Выдали нам меховые новенькие комбинезоны, еще ни разу не стираные, и маскхалаты белые, а поверх всего – на толстой цепи, чтоб не порвалась, свастики серебряные. Под расписку. Мы, конечно, комсомольцы, возмущаемся все, не хотим с фашистскими знаками в тыл английского империализма лететь…
Но и тут товарищ Агранов глаза нам раскрыл: вы, говорит, посмотрите, головы бараньи, в какую сторону крючки у нее загнуты! Наша это свастика, хорошая, светлая. Ее, говорит, сам Ильич думал одно время вместо пятиконечной звезды присобачить, да Троцкий помешал. Мы и бороды поотвесили…
Автоматы «томпсон» нам выдали еще осенью, и освоили мы эту машинку гановую как твою пищаль. Он только по виду мудреный, «томпсон», а когда применишься к нему, так и ничего сложного. Знай дави. Потом на чердак слазишь, сам посмотришь… Вот. А еще по паре гранат, по нагану и по ножу десантному, а это, брат, такая штука, что дорогого стоит. Ну а документов, конечно, иметь нам с собой не положено было.

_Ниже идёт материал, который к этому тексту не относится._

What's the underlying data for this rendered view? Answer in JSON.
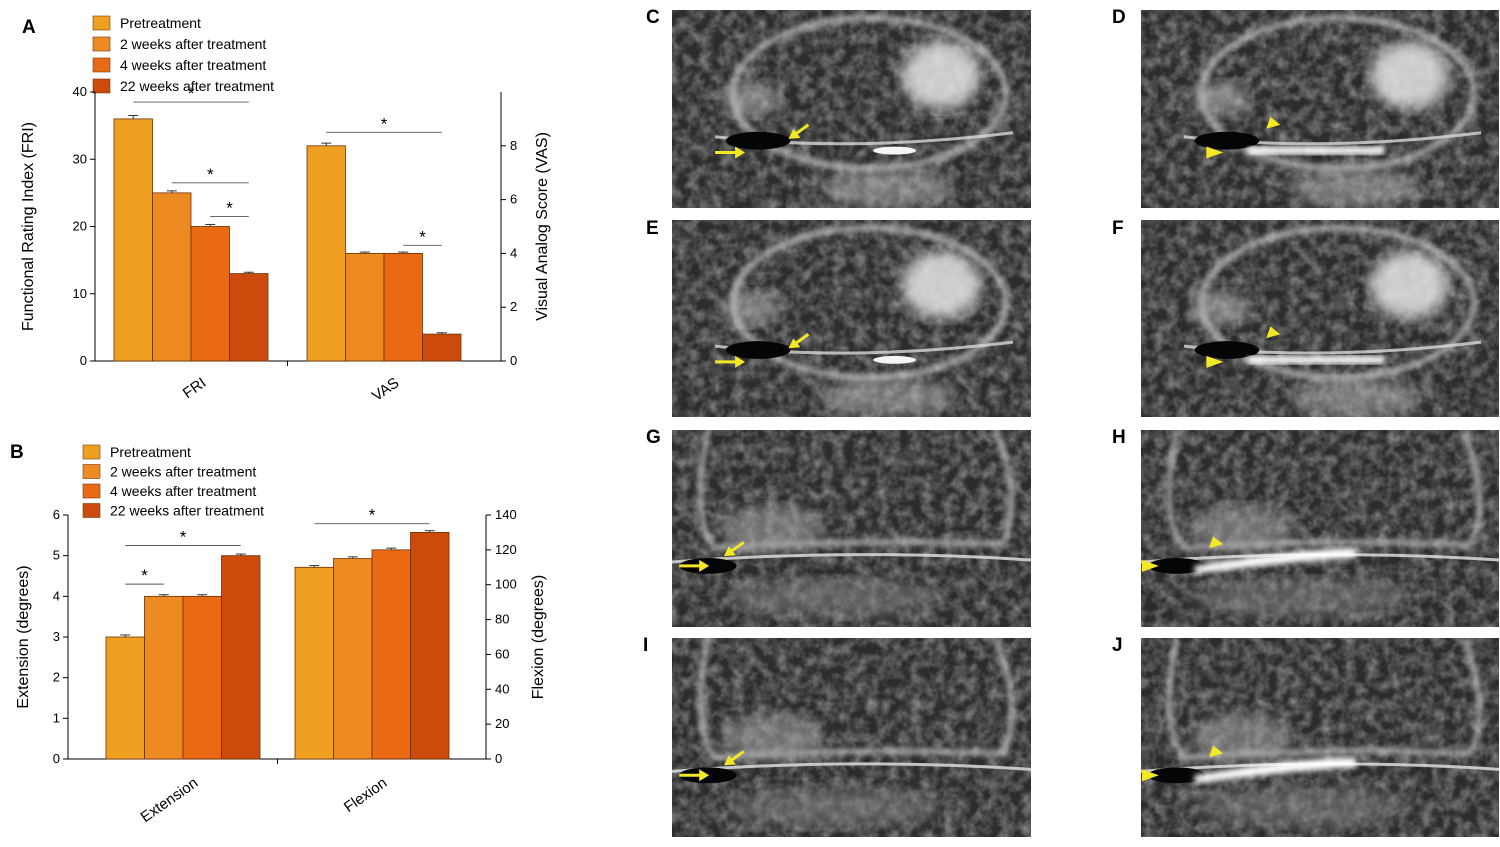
{
  "colors": {
    "pretreatment": "#F0A020",
    "week2": "#EE8A22",
    "week4": "#EA6A14",
    "week22": "#CC4A0C",
    "mri_marker": "#F2E824"
  },
  "chart_data": [
    {
      "panel": "A",
      "type": "bar",
      "categories": [
        "FRI",
        "VAS"
      ],
      "legend": [
        "Pretreatment",
        "2 weeks after treatment",
        "4 weeks after treatment",
        "22 weeks after treatment"
      ],
      "legend_position": "top-left",
      "ylabel_left": "Functional Rating Index (FRI)",
      "ylim_left": [
        0,
        40
      ],
      "yticks_left": [
        "0",
        "10",
        "20",
        "30",
        "40"
      ],
      "ylabel_right": "Visual Analog Score (VAS)",
      "ylim_right": [
        0,
        10
      ],
      "yticks_right": [
        "0",
        "2",
        "4",
        "6",
        "8"
      ],
      "groups": [
        {
          "axis": "left",
          "values": [
            36,
            25,
            20,
            13
          ],
          "errors": [
            0.5,
            0.3,
            0.3,
            0.2
          ]
        },
        {
          "axis": "right",
          "values": [
            8,
            4,
            4,
            1
          ],
          "errors": [
            0.1,
            0.05,
            0.05,
            0.05
          ]
        }
      ],
      "significance": [
        {
          "group": 0,
          "from": 0,
          "to": 3,
          "y": 38.5,
          "label": "*"
        },
        {
          "group": 0,
          "from": 1,
          "to": 3,
          "y": 26.5,
          "label": "*"
        },
        {
          "group": 0,
          "from": 2,
          "to": 3,
          "y": 21.5,
          "label": "*"
        },
        {
          "group": 1,
          "from": 0,
          "to": 3,
          "y": 8.5,
          "label": "*"
        },
        {
          "group": 1,
          "from": 2,
          "to": 3,
          "y": 4.3,
          "label": "*"
        }
      ]
    },
    {
      "panel": "B",
      "type": "bar",
      "categories": [
        "Extension",
        "Flexion"
      ],
      "legend": [
        "Pretreatment",
        "2 weeks after treatment",
        "4 weeks after treatment",
        "22 weeks after treatment"
      ],
      "legend_position": "top-left",
      "ylabel_left": "Extension (degrees)",
      "ylim_left": [
        0,
        6
      ],
      "yticks_left": [
        "0",
        "1",
        "2",
        "3",
        "4",
        "5",
        "6"
      ],
      "ylabel_right": "Flexion (degrees)",
      "ylim_right": [
        0,
        140
      ],
      "yticks_right": [
        "0",
        "20",
        "40",
        "60",
        "80",
        "100",
        "120",
        "140"
      ],
      "groups": [
        {
          "axis": "left",
          "values": [
            3,
            4,
            4,
            5
          ],
          "errors": [
            0.05,
            0.04,
            0.04,
            0.04
          ]
        },
        {
          "axis": "right",
          "values": [
            110,
            115,
            120,
            130
          ],
          "errors": [
            1,
            1,
            1,
            1
          ]
        }
      ],
      "significance": [
        {
          "group": 0,
          "from": 0,
          "to": 1,
          "y": 4.3,
          "label": "*"
        },
        {
          "group": 0,
          "from": 0,
          "to": 3,
          "y": 5.25,
          "label": "*"
        },
        {
          "group": 1,
          "from": 0,
          "to": 3,
          "y": 135,
          "label": "*"
        }
      ]
    }
  ],
  "mri_panels": [
    {
      "label": "C",
      "view": "sagittal",
      "marker": "arrow"
    },
    {
      "label": "D",
      "view": "sagittal",
      "marker": "arrowhead"
    },
    {
      "label": "E",
      "view": "sagittal",
      "marker": "arrow"
    },
    {
      "label": "F",
      "view": "sagittal",
      "marker": "arrowhead"
    },
    {
      "label": "G",
      "view": "coronal",
      "marker": "arrow"
    },
    {
      "label": "H",
      "view": "coronal",
      "marker": "arrowhead"
    },
    {
      "label": "I",
      "view": "coronal",
      "marker": "arrow"
    },
    {
      "label": "J",
      "view": "coronal",
      "marker": "arrowhead"
    }
  ]
}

И вот расселись мы: кто с парашютами – по «РД», кто так – по планерам. И полетели в страну Памир, в тибетские Гималаи…
Как это в разных местах? Ах, на карте. Да кто ж тебе настоящие-то карты покажет? Это, брат, такое хитрое дело: Только в начале войны и сообразили…
В общем, долго летели. «РД» – он же трое суток в воздухе мог держаться. Трое не трое, а добрые сутки мы проваландались. Наконец, лампочка мигает, и товарищ Байдуков сам выходит: готовься, мол, ребята, скоро уже. А чего нам готовиться, уже все спето. Поприседали, руками помахали, кровь разгоняя – а там и дверку нам отворили, и валенком по сраке наподдали – на счастье. И полетели мы в ледяную муть, как небесные птицы финисты.
И вышло-таки мне счастье от валенка: на полметра от меня отцепленный планер прошел, еще бы чуть – и заломало бы меня крылом, раба божьего, ломом подпоясанного: А так – будто по пяткам шоркнуло, и все. Мужайся, Арджуна!
Лечу. Качаюсь. Мужаюсь. И вдруг кончается мгла, и открывается мне крепость на скалах. Вот такой и показывали ее нам на рисунках, которые Терих, наш тамошний разведчик, присылал. Ох, красивые были рисунки, ему бы не в шпионы, а в художники податься, цены бы не было…
И садятся туда, прямо во двор, гаврики со второй машины. А меня к стене сносит. Ну, подобрал стропы, чтоб не убиться, и ухнул в снег. С головой. Пока выбрался, пока то-се…
В общем, картина мне открывается почти вся. Там, где поля, планера садятся один за одним, и вижу, что двух не хватает, а где они, лишь пилотам да ангелам ведомо. Самолетики наши гудят высоко, за дымкой не видать. А со стен – трассирующие пули:
Гранатой их, думаю: нет, высоко, скатится – и по мне же, многогрешному. Ну, что делать? Лезу вдоль стенки, в снегу то по грудь, то по шею. И что ты думаешь: натыкаюсь я на решетку. И замок на ней вот такой, как бычьи яйца, и с той стороны. Тут и пригодилась граната:
Короче, забрался я внутрь. Там стрельба, кто-то в медный таз колотит, и носятся по двору этакие: бритые, босые и в красное завернуты. Но я же помню наставления товарища Агранова: дал очередь… Вроде бы махатм нету: все лежат. Я – перебежкой – дальше. На соединение с основными силами. И вот тут-то мне и помстилось впервые: вроде как мелькнул человек в нормальной шинели! Я еще подумал: англичанин. Потом забыл сразу.